It sometimes takes a mystic to pierce through the familiar aspects of our Catholic faith and help us appreciate them anew.
That’s what St. John Paul II did for me and my Eucharistic devotion.
I had long appreciated the gift of the Eucharist. Through my young-adult years, I frequented Holy Communion and regularly visited adoration chapels. When I started as a professor, I taught many classes on the mystery of the Mass. But in 2003, St. John Paul II wrote something that transformed they way I viewed — and personally experienced — Holy Communion.
He once wrote about what it would have been like for the Blessed Virgin Mary to receive the Eucharist for the very first time.
Whoa — I had never thought about that before!

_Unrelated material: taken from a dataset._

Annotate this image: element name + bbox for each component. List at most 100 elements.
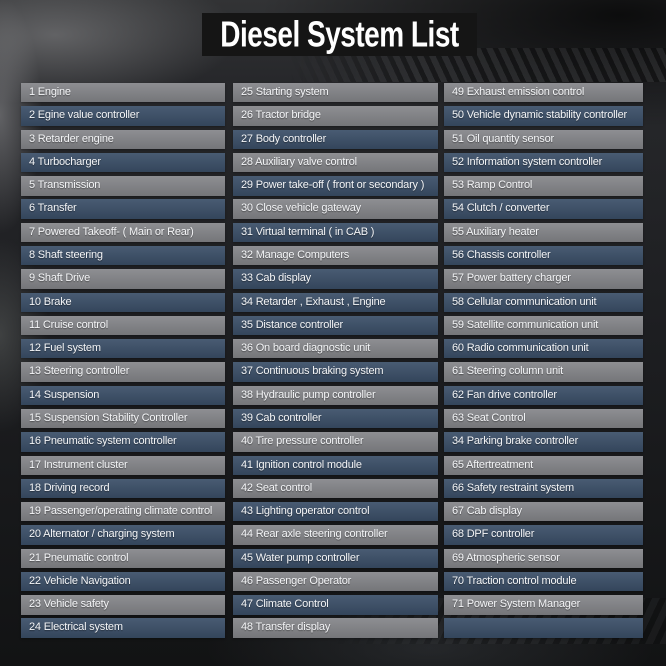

We don’t know for sure when Mary’s first Communion would have taken place. Perhaps it was sometime after the Ascension or after Pentecost. But imagine being Mary in that moment: One of the apostles offers the Eucharistic sacrifice somewhere in Jerusalem or Galilee. Many of the original disciples are present. Mary is there, too, attending her first Mass.
She had not been at the Last Supper. She would have heard from the apostles what Jesus commanded them that night: to take bread and wine, to offer his Body and Blood, and to “do this in memory of me.” Now she participates in these sacred mysteries of the Eucharist for the very first time.
Imagine her watching the apostles take the bread and the wine and then hearing them say those words, “This is my body. … This is my blood.” Then imagine her receiving the Eucharist: the Body and Blood of her own Son dwelling inside her again!